Детские же тонкие книжки с картинками — и в большом количестве (особенно много было тонких, весело оформленных выпусков серии «Книга за книгой») — помещались на стеллаже вместе с игрушками в «моей» комнате. Там стояли наши с мамой кровати (один в комнате спать я не мог — боялся), мой письменный столик с телефоном (!), поскольку в этой комнате он и до нас исторически существовал, диванчик, на котором спал мой кузен, часто у нас ночевавший. Был еще оставшийся у нас патефон, который не работал теперь уже никогда и лишь изредка заводился, в качестве механической бессмысленной игрушки. Вот и все. Был еще, конечно, зеркальный шкаф.
Игрушек, надо признаться, была тьма. Меня, конечно, баловали. Самолеты, автомобили и автомобильчики, дивной красоты пожарная машина с раздвигающейся (с большим трудом) лестницей — она жила у меня и после войны, до девяностых годов, пока не сгинула по чьей-то небрежности. Были солдатики, были и странные гуттаперчевые фигурки летчиков, называвшиеся у нас, естественно, «Чкалов, Байдуков и Беляков». Выбрасывать я ничего не хотел.

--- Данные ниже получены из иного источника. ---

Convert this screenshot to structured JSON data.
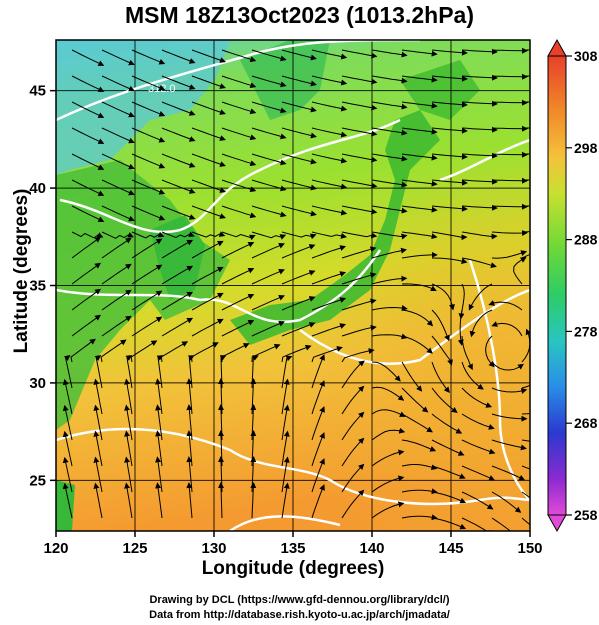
{
  "title": "MSM 18Z13Oct2023 (1013.2hPa)",
  "x_axis": {
    "label": "Longitude (degrees)",
    "range": [
      120,
      150
    ],
    "ticks": [
      120,
      125,
      130,
      135,
      140,
      145,
      150
    ]
  },
  "y_axis": {
    "label": "Latitude  (degrees)",
    "range": [
      22.4,
      47.6
    ],
    "ticks": [
      25,
      30,
      35,
      40,
      45
    ]
  },
  "colorbar": {
    "min": 258,
    "max": 308,
    "tick_labels": [
      "308",
      "298",
      "288",
      "278",
      "268",
      "258"
    ],
    "extend": "both"
  },
  "contour_label": "312.0",
  "credits": {
    "line1": "Drawing by DCL (https://www.gfd-dennou.org/library/dcl/)",
    "line2": "Data from http://database.rish.kyoto-u.ac.jp/arch/jmadata/"
  },
  "colors": {
    "sea_warm": "#f2a13a",
    "land": "#66cc44",
    "cold": "#55c0e0",
    "contour": "#ffffff",
    "streamline": "#000000"
  }
}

Самой большой драгоценностью была электрическая железная дорога, подаренная мне отцом. Она состояла из кольцом раскладываемых на полу рельсов (даже, кажется, с разъездом), пульта с кнопками, электровоза и нескольких вагонов: пассажирского, товарного, платформы, цистерны и опрокидывающегося вагона для угля. Сделаны они были как модели и вызывали восторг, почти чувственный. Но советские игрушки, нередко задуманные с тщанием и даже со вкусом, изготовлялись кустарно и действовали обычно из рук вон плохо или не действовали вовсе. В тоску и отчаяние приводила меня в детстве неспособность сложных механических игрушек работать. Либо не было батареек, либо отказывал трансформатор, либо внутри них ломалось что-то принципиально важное и навсегда. Так было и с железной дорогой. Чаще всего я просто любовался ею и мечтал: может, когда-нибудь поезд и сдвинется с места.

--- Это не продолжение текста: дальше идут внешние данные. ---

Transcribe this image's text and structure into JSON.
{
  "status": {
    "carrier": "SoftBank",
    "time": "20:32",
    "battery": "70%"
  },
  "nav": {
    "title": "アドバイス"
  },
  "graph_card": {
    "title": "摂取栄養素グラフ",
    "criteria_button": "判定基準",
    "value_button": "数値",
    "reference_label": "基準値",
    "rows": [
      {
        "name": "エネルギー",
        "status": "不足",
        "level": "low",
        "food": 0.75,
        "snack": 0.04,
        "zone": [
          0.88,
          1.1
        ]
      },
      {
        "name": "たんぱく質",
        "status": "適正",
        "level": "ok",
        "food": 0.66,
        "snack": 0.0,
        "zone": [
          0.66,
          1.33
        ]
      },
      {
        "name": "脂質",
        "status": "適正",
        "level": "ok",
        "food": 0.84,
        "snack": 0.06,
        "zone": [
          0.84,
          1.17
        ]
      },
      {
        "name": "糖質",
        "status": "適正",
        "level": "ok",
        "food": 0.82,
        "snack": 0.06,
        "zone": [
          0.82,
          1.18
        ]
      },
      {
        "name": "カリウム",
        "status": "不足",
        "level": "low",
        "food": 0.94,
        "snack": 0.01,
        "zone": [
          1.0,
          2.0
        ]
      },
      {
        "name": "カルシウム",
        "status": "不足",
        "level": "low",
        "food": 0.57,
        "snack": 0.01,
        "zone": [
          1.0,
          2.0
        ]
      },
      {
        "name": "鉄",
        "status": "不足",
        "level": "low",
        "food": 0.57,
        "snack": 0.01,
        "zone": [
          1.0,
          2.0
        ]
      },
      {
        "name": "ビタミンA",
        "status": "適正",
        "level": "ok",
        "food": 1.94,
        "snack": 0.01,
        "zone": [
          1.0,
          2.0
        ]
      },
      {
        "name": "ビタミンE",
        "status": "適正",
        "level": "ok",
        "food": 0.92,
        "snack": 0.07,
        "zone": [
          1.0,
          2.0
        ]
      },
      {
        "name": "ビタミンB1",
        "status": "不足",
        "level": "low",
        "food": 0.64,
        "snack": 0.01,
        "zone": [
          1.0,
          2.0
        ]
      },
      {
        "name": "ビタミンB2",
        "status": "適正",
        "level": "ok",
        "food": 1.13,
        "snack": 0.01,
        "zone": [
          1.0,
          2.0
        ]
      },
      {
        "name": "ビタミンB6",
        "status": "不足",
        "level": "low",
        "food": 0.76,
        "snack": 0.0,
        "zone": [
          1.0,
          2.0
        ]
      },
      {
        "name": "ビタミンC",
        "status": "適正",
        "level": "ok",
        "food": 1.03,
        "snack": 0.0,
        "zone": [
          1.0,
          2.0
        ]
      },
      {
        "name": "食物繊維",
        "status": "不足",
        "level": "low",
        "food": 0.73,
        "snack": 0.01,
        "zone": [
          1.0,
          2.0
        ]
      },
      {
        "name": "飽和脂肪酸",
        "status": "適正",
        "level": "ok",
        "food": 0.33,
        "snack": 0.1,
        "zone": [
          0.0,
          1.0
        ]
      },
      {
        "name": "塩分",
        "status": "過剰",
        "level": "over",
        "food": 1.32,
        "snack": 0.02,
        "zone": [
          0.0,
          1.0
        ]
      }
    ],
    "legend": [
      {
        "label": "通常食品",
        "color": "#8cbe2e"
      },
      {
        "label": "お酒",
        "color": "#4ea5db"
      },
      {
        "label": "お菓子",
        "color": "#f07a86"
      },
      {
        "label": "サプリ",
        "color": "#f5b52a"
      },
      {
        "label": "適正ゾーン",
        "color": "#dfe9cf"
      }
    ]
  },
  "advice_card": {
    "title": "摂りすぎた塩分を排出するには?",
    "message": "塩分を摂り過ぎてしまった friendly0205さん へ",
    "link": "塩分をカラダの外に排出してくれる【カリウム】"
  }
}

Я много и, случалось, серьезно болел. Мама лечила меня самозабвенно и весело, мне и в голову не приходило, что она за меня боится, — возможно, это меня и спасало.

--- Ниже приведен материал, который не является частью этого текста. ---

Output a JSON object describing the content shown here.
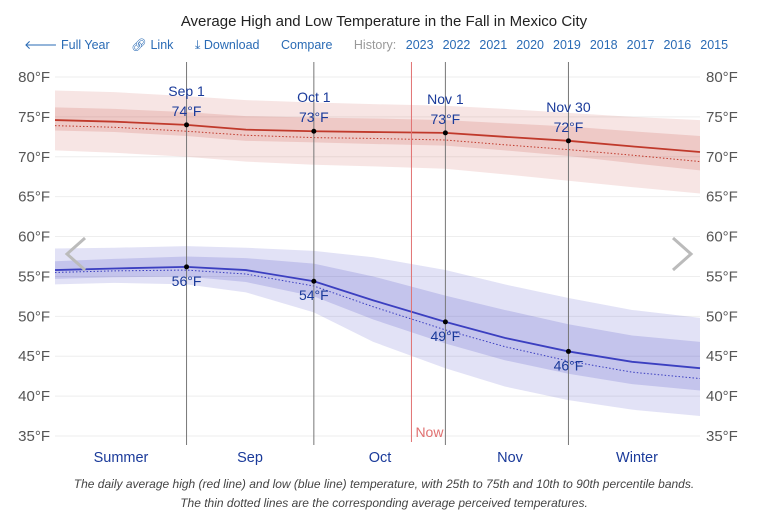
{
  "nav": {
    "full_year": "Full Year",
    "link": "Link",
    "download": "Download",
    "compare": "Compare",
    "history_label": "History:",
    "years": [
      "2023",
      "2022",
      "2021",
      "2020",
      "2019",
      "2018",
      "2017",
      "2016",
      "2015"
    ]
  },
  "caption": [
    "The daily average high (red line) and low (blue line) temperature, with 25th to 75th and 10th to 90th percentile bands.",
    "The thin dotted lines are the corresponding average perceived temperatures."
  ],
  "chart_data": {
    "type": "line",
    "title": "Average High and Low Temperature in the Fall in Mexico City",
    "ylim": [
      35,
      80
    ],
    "y_unit": "°F",
    "yticks": [
      "80°F",
      "75°F",
      "70°F",
      "65°F",
      "60°F",
      "55°F",
      "50°F",
      "45°F",
      "40°F",
      "35°F"
    ],
    "xlim": [
      "Aug 1",
      "Dec 31"
    ],
    "x_labels": [
      "Summer",
      "Sep",
      "Oct",
      "Nov",
      "Winter"
    ],
    "x": [
      "Aug 1",
      "Aug 15",
      "Sep 1",
      "Sep 15",
      "Oct 1",
      "Oct 15",
      "Nov 1",
      "Nov 15",
      "Nov 30",
      "Dec 15",
      "Dec 31"
    ],
    "now": {
      "label": "Now",
      "date": "Oct 24"
    },
    "colors": {
      "high": "#c0392b",
      "low": "#3b3fc0"
    },
    "series": [
      {
        "name": "high",
        "avg": [
          74.6,
          74.4,
          74.0,
          73.4,
          73.2,
          73.1,
          73.0,
          72.5,
          72.0,
          71.3,
          70.6
        ],
        "p25": [
          73.3,
          73.1,
          72.6,
          72.0,
          71.8,
          71.6,
          71.4,
          70.8,
          70.1,
          69.2,
          68.3
        ],
        "p75": [
          76.2,
          76.0,
          75.6,
          75.1,
          74.9,
          74.8,
          74.6,
          74.2,
          73.8,
          73.2,
          72.6
        ],
        "p10": [
          70.8,
          70.5,
          70.0,
          69.4,
          69.0,
          68.8,
          68.5,
          67.8,
          67.0,
          66.2,
          65.4
        ],
        "p90": [
          78.3,
          78.1,
          77.6,
          77.1,
          76.8,
          76.6,
          76.4,
          76.0,
          75.5,
          75.0,
          74.6
        ],
        "perceived": [
          73.9,
          73.7,
          73.2,
          72.7,
          72.4,
          72.3,
          72.1,
          71.5,
          70.9,
          70.2,
          69.4
        ]
      },
      {
        "name": "low",
        "avg": [
          55.8,
          56.0,
          56.2,
          55.8,
          54.4,
          52.0,
          49.3,
          47.3,
          45.6,
          44.3,
          43.5
        ],
        "p25": [
          54.7,
          54.9,
          55.0,
          54.3,
          52.5,
          49.6,
          46.6,
          44.5,
          42.8,
          41.5,
          40.7
        ],
        "p75": [
          56.9,
          57.2,
          57.5,
          57.3,
          56.6,
          55.0,
          52.6,
          50.8,
          49.0,
          47.6,
          46.8
        ],
        "p10": [
          54.0,
          54.2,
          54.0,
          53.0,
          50.5,
          46.8,
          43.5,
          41.2,
          39.5,
          38.3,
          37.5
        ],
        "p90": [
          58.5,
          58.6,
          58.8,
          58.6,
          58.2,
          57.4,
          55.8,
          54.0,
          52.3,
          50.8,
          49.8
        ],
        "perceived": [
          55.5,
          55.7,
          55.8,
          55.3,
          53.8,
          51.2,
          48.3,
          46.2,
          44.4,
          43.0,
          42.2
        ]
      }
    ],
    "annotations": [
      {
        "date": "Sep 1",
        "high": "74°F",
        "low": "56°F",
        "label": "Sep 1",
        "hv": 74.0,
        "lv": 56.2
      },
      {
        "date": "Oct 1",
        "high": "73°F",
        "low": "54°F",
        "label": "Oct 1",
        "hv": 73.2,
        "lv": 54.4
      },
      {
        "date": "Nov 1",
        "high": "73°F",
        "low": "49°F",
        "label": "Nov 1",
        "hv": 73.0,
        "lv": 49.3
      },
      {
        "date": "Nov 30",
        "high": "72°F",
        "low": "46°F",
        "label": "Nov 30",
        "hv": 72.0,
        "lv": 45.6
      }
    ]
  }
}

Мы непрерывно играли во всевозможные игры, меня не ругали, болезни я и по сию пору вспоминаю как счастливейшее время. И надо полагать, это немало помогало мне в зрелые годы, болея, не впадать в уныние.
Когда у меня открылось нечто вроде детской чахотки (тогда был в моде забытый ныне диагноз «туберкулез желез»; считалось, что этому заболеванию подвержены все ленинградские дети) и наш любимый доктор Берлянд категорически заявил, что «г’ебенок тает», что у него «пг’еступная мать», что «г’ебенка» надо срочно отправить в туберкулезный санаторий, мама решила — откормит меня сама. Каждый день меня заставляли выпивать немыслимый напиток: какао, варенное на сливках, с куском масла и вбитым туда яйцом. На редкость гадко, вряд ли лучше рыбьего жира. Но пил — коктейль получил смешное название «какао-мокао-пи-пи-пи-пи-пи», под таким псевдонимом он проходил лучше. Через месяц доктор не поверил, что я обошелся без санатория.